> For the complete documentation index, see [llms.txt](https://docs.tessl.io/llms.txt). Markdown versions of documentation pages are available by appending `.md` to page URLs; this page is available as [Markdown](https://docs.tessl.io/use/understand-your-skill-estate.md).

# Understand your skill estate

Skills are multiplying across your repos. Most teams have no idea how many they have, who owns them, or how many are near-duplicates of each other.

Tessl Skill Inventory gives you a living map of every skill in your org - what exists, where it's used, and where you're duplicating effort.

It's free, and you can run it today.

***

### Quickstart

**1.** [**Download Tessl**](/introduction-to-tessl/installation.md)

**2.** [**Download the Github CLI**](https://cli.github.com/) (we access your code through your Github auth via the CLI)

**3. Authenticate**

```
tessl login
```

**4. Run the import**

```
tessl inventory import
```

Tessl scans your repos, collects your skills and manifests, and gives you a snapshot of your whole inventory.

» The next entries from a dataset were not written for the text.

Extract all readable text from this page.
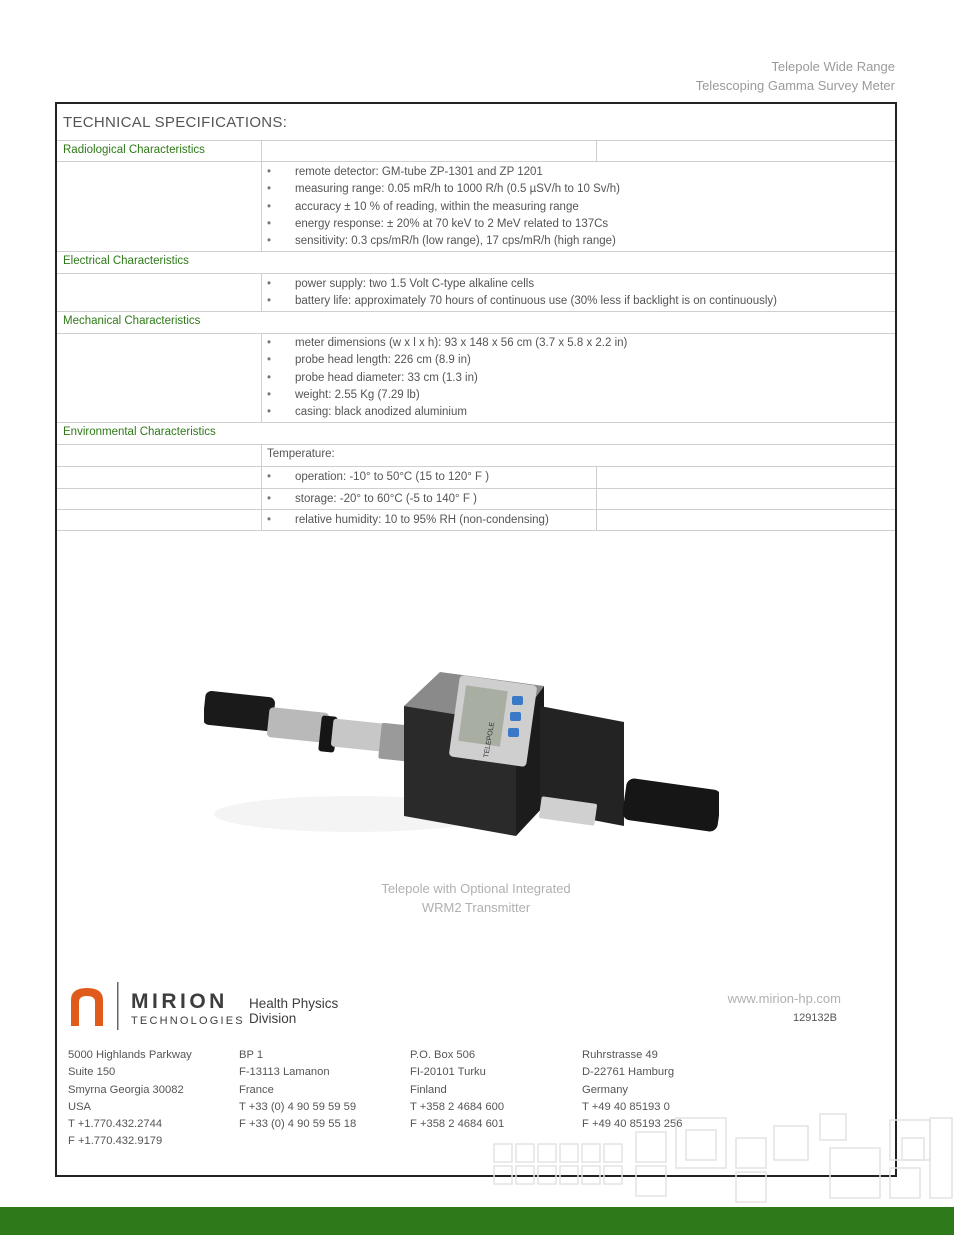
Telepole Wide Range
Telescoping Gamma Survey Meter
TECHNICAL SPECIFICATIONS:
Radiological Characteristics
Electrical Characteristics
Mechanical Characteristics
Environmental Characteristics
• remote detector: GM-tube ZP-1301 and ZP 1201
• measuring range: 0.05 mR/h to 1000 R/h (0.5 µSV/h to 10 Sv/h)
• accuracy ± 10 % of reading, within the measuring range
• energy response: ± 20% at 70 keV to 2 MeV related to 137Cs
• sensitivity: 0.3 cps/mR/h (low range), 17 cps/mR/h (high range)
• power supply: two 1.5 Volt C-type alkaline cells
• battery life: approximately 70 hours of continuous use (30% less if backlight is on continuously)
• meter dimensions (w x l x h): 93 x 148 x 56 cm (3.7 x 5.8 x 2.2 in)
• probe head length: 226 cm (8.9 in)
• probe head diameter: 33 cm (1.3 in)
• weight: 2.55 Kg (7.29 lb)
• casing: black anodized aluminium
Temperature:
• operation: -10° to 50°C (15 to 120° F )
• storage: -20° to 60°C (-5 to 140° F )
• relative humidity: 10 to 95% RH (non-condensing)
TELEPOLE
Telepole with Optional Integrated
WRM2 Transmitter
MIRION
TECHNOLOGIES
Health Physics
Division
www.mirion-hp.com
129132B
5000 Highlands Parkway
Suite 150
Smyrna Georgia 30082
USA
T +1.770.432.2744
F +1.770.432.9179
BP 1
F-13113 Lamanon
France
T +33 (0) 4 90 59 59 59
F +33 (0) 4 90 59 55 18
P.O. Box 506
FI-20101 Turku
Finland
T +358 2 4684 600
F +358 2 4684 601
Ruhrstrasse 49
D-22761 Hamburg
Germany
T +49 40 85193 0
F +49 40 85193 256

Run it again any time - each scan is diffed, so you get a living view of what's new, unchanged, and removed over time.

> Want to test on a subset first? `tessl inventory import --repo repo-a --repo repo-b`

***

### Detailed Guide

#### How It Works

The tessl CLI scans your repository, collects your skills and manifest files, and uploads them to Tessl. Each upload is a snapshot — Tessl tracks what's new, what's unchanged, and what's been removed across successive uploads so you get a living view of your skill inventory over time.

***

#### The Tessl CLI

The scan runs entirely from your local machine using the `tessl` CLI. Before running it, you need two things:

* **GitHub CLI (`gh`) authenticated** - the CLI uses your GitHub credentials to read repos and files. Access is scoped to whatever your GitHub account can see.
* **Logged in to Tessl** - run `tessl login` to authenticate before scanning.

**Running the scan**

By default, `tessl` scans your last 100 most recently active repositories. For large organisations this is a good starting point, but you can be more selective using `--repo`:

`tessl inventory import --repo repo-a --repo repo-b`

You can pass `--repo` as many times as you like. This is useful for testing the import on a small subset before running it across your whole organisation.

**What we don't collect**

* **No code** - only `skill.md` files and manifest files are read. Source code files are never accessed.
* **No names or email addresses** - only GitHub usernames are collected, never real names or email addresses.
* **No repo clones** - repos are never checked out. Individual files are fetched directly via the GitHub API.

**GitHub API rate limits**

The CLI uses the GitHub API under the hood, which has a limit of 5,000 requests per hour. If you have a large number of repos or skills, you may hit this limit mid-scan. In that case, wait for the limit to reset and re-run - successive scans are diffed, so you won't lose previously collected data.

***

#### What Gets Collected

**Skills (`skill.md` files)**

Every `skill.md` file found anywhere in your repository is collected, including:

* The full markdown body
* Any YAML frontmatter (name, description, etc)
* The file path within the repo
* Git metadata: created/updated dates, last touched by username.

Skills inside test fixture directories are included but tagged separately so they don't pollute your inventory metrics.

**Manifest files**

The following manifest files are collected if present:

| File                              | What it represents                                                              |
| --------------------------------- | ------------------------------------------------------------------------------- |
| `skills-lock.json`                | Skills installed via `npx skills` with pinned versions and content hashes       |
| `tessl.json`                      | Tessl's installed skill manifest                                                |
| `tile.json`                       | Legacy tessl plugin definition with skill declarations                          |
| `.tessl-plugin/plugin.json`       | Tessl plugin definition                                                         |
| `.claude-plugin/plugin.json`      | Claude plugin definition                                                        |
| `.claude-plugin/marketplace.json` | Marketplace plugin listing                                                      |
| `.claude/settings.json`           | Claude Code agent settings. Used to determine which marketplaces are being used |

***

#### Limitations

* **Linked files are not uploaded.** If your `skill.md` references other markdown files (e.g. via `@rules.md` or a markdown link), those files are not followed or stored — only the `skill.md` itself is captured.
* **Scripts are not uploaded.** Any executable files (`.sh`, `.py`, etc.) associated with a skill are not collected.
* **Manifest references are not resolved.** The manifest files themselves are stored, but any file paths referenced *inside* them are not read or uploaded.
* **Default scan is capped at 100 repos.** Only the 100 most recently active repositories are scanned by default. Use `--repo` to target specific repos if needed.